Penelitian di masa depan dapat membangun temuan ini untuk menyelidiki lebih dalam faktor-faktor psikologis dan budaya yang membentuk persepsi tentang kompatibilitas dan konflik antara sains dan agama.
Zarzeczna menyebutkan arah penelitian selanjutnya, "Dengan menggunakan metode fisiologis yang tidak mencolok untuk mengukur gairah, yang bebas dari bias laporan diri, kami berusaha untuk menetapkan apakah persepsi kompatibilitas sains-agama merupakan pandangan dunia yang penting bagi individu religius dan seberapa termotivasi individu religius untuk mempertahankan pandangan kompatibilitas ketika pandangan tersebut terancam."
"Jika pembaca tertarik untuk mempelajari lebih lanjut tentang hubungan antara sains-agama, kami mengulas literatur terbaru tentang topik ini dalam sebuah bab buku di Handbook of the Science of Existential Psychology yang akan diterbitkan pada tahun ini: Zarzeczna, N. & Haimila, R. (2025). Science and Religion: Meaning-Making Tools Competing to Explain the World. K. E. Vail, III, et al. (Eds).
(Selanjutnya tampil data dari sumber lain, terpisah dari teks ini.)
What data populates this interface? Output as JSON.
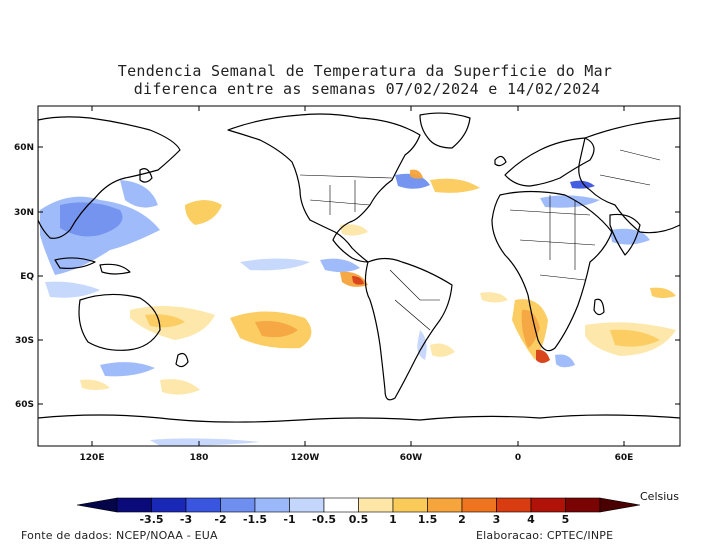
{
  "title": {
    "line1": "Tendencia Semanal de Temperatura da Superficie do Mar",
    "line2": "diferenca entre as semanas 07/02/2024 e 14/02/2024"
  },
  "map": {
    "lat_labels": [
      "60N",
      "30N",
      "EQ",
      "30S",
      "60S"
    ],
    "lon_labels": [
      "120E",
      "180",
      "120W",
      "60W",
      "0",
      "60E"
    ]
  },
  "legend": {
    "unit": "Celsius",
    "ticks": [
      "-3.5",
      "-3",
      "-2",
      "-1.5",
      "-1",
      "-0.5",
      "0.5",
      "1",
      "1.5",
      "2",
      "3",
      "4",
      "5"
    ],
    "colors": [
      "#0a0a7a",
      "#1a28b8",
      "#3a55e0",
      "#6e8ff0",
      "#9bb8fa",
      "#c4d6fc",
      "#ffffff",
      "#fde6a6",
      "#fbcb5a",
      "#f6a43c",
      "#ee7420",
      "#d83c10",
      "#b01208",
      "#7a0404"
    ],
    "arrow_left_color": "#05054a",
    "arrow_right_color": "#4a0000"
  },
  "footer": {
    "source": "Fonte de dados: NCEP/NOAA - EUA",
    "credit": "Elaboracao: CPTEC/INPE"
  }
}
Handbook of the Science of Existential Psychology.”
Studi lengkap yang berjudul "The Feeling Is Not Mutual: Religious Belief Predicts Compatibility Between Science and Religion, but Scientific Belief Predicts Conflict" ditulis oleh Natalia Zarzeczna, Jesse L. Preston, Adil Samekin, Carlotta Reinhardt, Aidos Bolatov, Zukhra Mussinova, Urazgali Selteyev, Gulmira Topanova, dan Bastiaan T. Rutjens.